We believe that the study is notable for the multiwave, prospective design and the large community-based sample of adolescents. The results are also particularly valuable as replications of prior findings in the Spanish population, which clearly has been under-investigated in comparison with the North American population. Furthermore, the study produced some novel findings—such as the role of low social support in the predictive models for boys—which merit further exploration.

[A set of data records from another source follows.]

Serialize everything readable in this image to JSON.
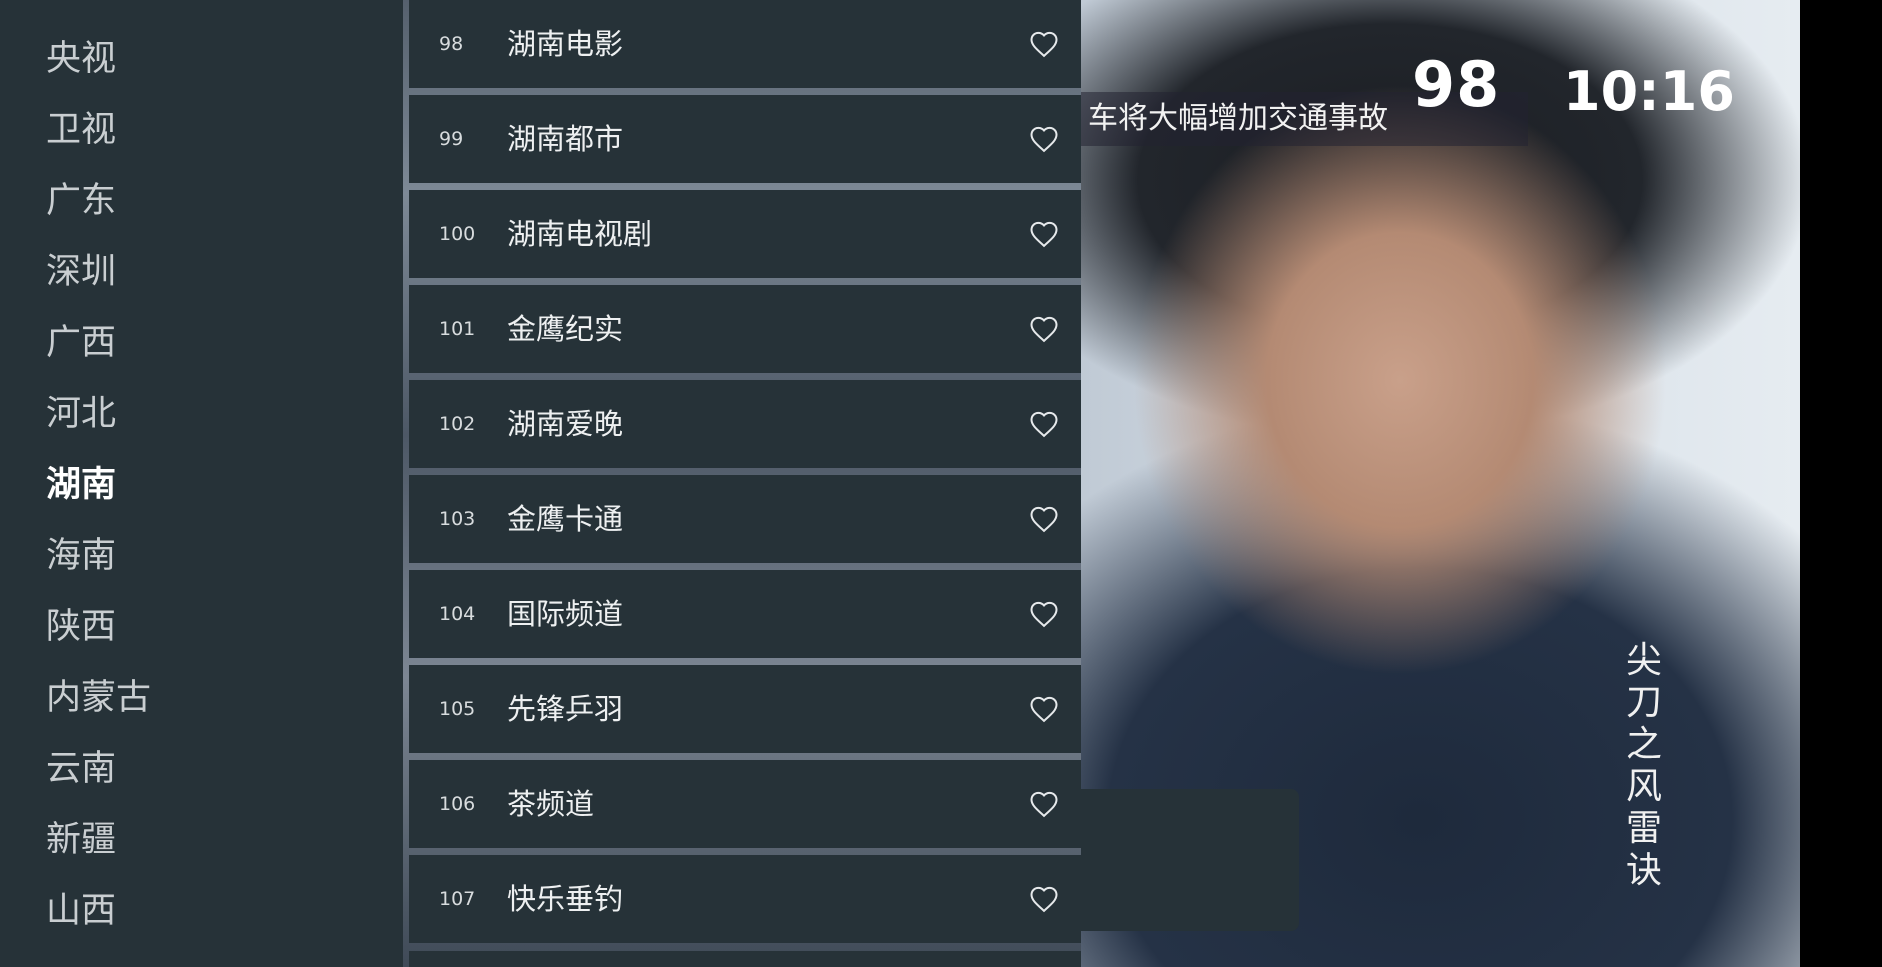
{
  "overlay": {
    "channel_number": "98",
    "clock": "10:16"
  },
  "video": {
    "ticker_text": "车将大幅增加交通事故",
    "vertical_caption": "尖刀之风雷诀"
  },
  "categories": [
    {
      "label": "央视",
      "active": false
    },
    {
      "label": "卫视",
      "active": false
    },
    {
      "label": "广东",
      "active": false
    },
    {
      "label": "深圳",
      "active": false
    },
    {
      "label": "广西",
      "active": false
    },
    {
      "label": "河北",
      "active": false
    },
    {
      "label": "湖南",
      "active": true
    },
    {
      "label": "海南",
      "active": false
    },
    {
      "label": "陕西",
      "active": false
    },
    {
      "label": "内蒙古",
      "active": false
    },
    {
      "label": "云南",
      "active": false
    },
    {
      "label": "新疆",
      "active": false
    },
    {
      "label": "山西",
      "active": false
    }
  ],
  "channels": [
    {
      "number": "98",
      "name": "湖南电影"
    },
    {
      "number": "99",
      "name": "湖南都市"
    },
    {
      "number": "100",
      "name": "湖南电视剧"
    },
    {
      "number": "101",
      "name": "金鹰纪实"
    },
    {
      "number": "102",
      "name": "湖南爱晚"
    },
    {
      "number": "103",
      "name": "金鹰卡通"
    },
    {
      "number": "104",
      "name": "国际频道"
    },
    {
      "number": "105",
      "name": "先锋乒羽"
    },
    {
      "number": "106",
      "name": "茶频道"
    },
    {
      "number": "107",
      "name": "快乐垂钓"
    }
  ],
  "icons": {
    "favorite": "heart-outline-icon"
  },
  "colors": {
    "panel_bg": "#263238",
    "text_primary": "#ffffff",
    "text_secondary": "#c9ced1"
  }
}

Several clinical implications may be derived from the results. Firstly, prevention programs for affective and eating psychopathology should begin before the surge in these disturbances in early to mid-adolescence. Secondly, targeted interventions should be aimed not only at girls but also at boys, particularly those lacking a protective social network. Thirdly, it appears necessary to intervene in body dissatisfaction, self-esteem, fear of getting fat and social support to reduce the incidence of depression, as well as to intervene in body dissatisfaction, depressive symptoms, obesity, perfectionism and social support to reduce the incidence of eating disorders. Fourthly, in the case of females, preventive strategies for depression may be effective in preventing eating disorders, and vice versa, as there appear to be reciprocal influences in both disturbances. Fifthly, in the case of males, reinforcing social support is assumed to be particularly useful in order to decrease the likelihood of both depression and eating disorders. Finally, prevention and intervention programs should be aimed at providing general skills at early ages (preadolescence) and then increasingly narrowed to focus on body-image concerns and social relationships (early to mid-adolescence). We hope that these guidelines will serve to enhance our ability to design gender-specific prevention and intervention strategies for depressive and eating psychopathology, so that the incidence and severity of such serious problems for adolescents can be effectively reduced in the future.